2. Generate descriptions: Run scripts like `generate_descriptions_ETT.py` and `viz_ETT_samples_v2.py`.
3. Filter samples: Use `generate_filtered_samples.py` to get qualified samples.
4. Train models: Single-card (e.g., CNN encoder) or multi-card parallel training for three encoders.
5. Generate inference files: `infer_for_tscapeval.py` (for evaluation) and `infer_for_qa.py` (for QA tasks).
6. Run evaluation: Use `ts-caption-eval` with config files for reference-based, LLM-as-judge, and QA evaluations.

## Innovation Points and Application Scenarios

**Innovation Points**: 
- Multi-dimensional complementary evaluation: Combines traditional metrics, LLM-as-judge, and downstream QA to cover different aspects of description quality.
- Diverse time series encoders: Explores CNN, MLP, PatchTST to adapt to different time series characteristics.
- Iterative sample optimization: Data-centric approach to improve model performance by enhancing data quality.
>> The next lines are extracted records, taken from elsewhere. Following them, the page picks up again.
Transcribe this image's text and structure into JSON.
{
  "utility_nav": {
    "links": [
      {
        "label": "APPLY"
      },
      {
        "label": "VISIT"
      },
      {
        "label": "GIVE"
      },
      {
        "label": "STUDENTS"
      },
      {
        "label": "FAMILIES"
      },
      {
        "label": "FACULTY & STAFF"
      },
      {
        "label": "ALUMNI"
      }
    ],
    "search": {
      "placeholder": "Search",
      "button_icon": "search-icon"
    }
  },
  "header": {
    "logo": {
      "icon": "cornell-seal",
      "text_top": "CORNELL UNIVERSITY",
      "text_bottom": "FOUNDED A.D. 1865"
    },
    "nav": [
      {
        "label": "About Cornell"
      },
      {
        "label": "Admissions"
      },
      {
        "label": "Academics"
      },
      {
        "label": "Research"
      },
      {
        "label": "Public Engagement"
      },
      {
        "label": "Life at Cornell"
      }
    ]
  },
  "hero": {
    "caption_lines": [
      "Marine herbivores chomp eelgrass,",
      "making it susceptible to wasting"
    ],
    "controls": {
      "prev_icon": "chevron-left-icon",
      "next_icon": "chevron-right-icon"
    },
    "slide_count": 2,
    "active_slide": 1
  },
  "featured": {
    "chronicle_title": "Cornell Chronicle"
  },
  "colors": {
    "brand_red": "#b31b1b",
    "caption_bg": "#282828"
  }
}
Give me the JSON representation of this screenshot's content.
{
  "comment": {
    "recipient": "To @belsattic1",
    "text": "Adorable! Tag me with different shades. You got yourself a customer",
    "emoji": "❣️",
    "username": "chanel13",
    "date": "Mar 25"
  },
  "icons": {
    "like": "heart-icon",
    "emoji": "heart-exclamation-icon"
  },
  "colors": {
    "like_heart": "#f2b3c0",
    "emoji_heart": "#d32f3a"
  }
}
**Application Scenarios**: 
- Intelligent report generation: Auto-generate natural language reports for non-technical users (e.g., power transformer status, exchange rate trends).
- Multi-modal time series QA system: Answer questions about time series data (useful in finance, equipment monitoring, medical diagnosis).
- Time series data augmentation: Generate synthetic time series with specific features (trends, seasonality).

## Limitations and Future Directions

**Current Limitations**: 
- Description granularity: Focuses on high-level statistical features, lacks fine-grained local pattern descriptions.
- Cross-domain generalization: Evaluation is mainly on training datasets, cross-domain performance needs verification.
- Long time series processing: Challenges in encoding and describing ultra-long time series (e.g., years of data).
- Causal reasoning: Focuses on correlation, lacks causal relationship modeling.

**Future Directions**: 
- Introduce more encoders (TimesNet, N-BEATS).
- Multi-scale description generation: Generate both high-level overview and fine-grained local analysis.
- Interactive exploration: Support natural language queries for time series data.
- Integrate causal discovery: Generate descriptions with causal explanations.

## Project Summary

TS-LLM is a systematic project combining time series data and LLMs, covering data collection, description generation, model training, and multi-dimensional evaluation. Its core values include multi-source dataset integration, encoder architecture comparison, three-dimensional evaluation system, and open-source reproducibility. It provides a valuable reference and experimental platform for researchers and engineers in time series analysis, multi-modal LLMs, and natural language generation applications.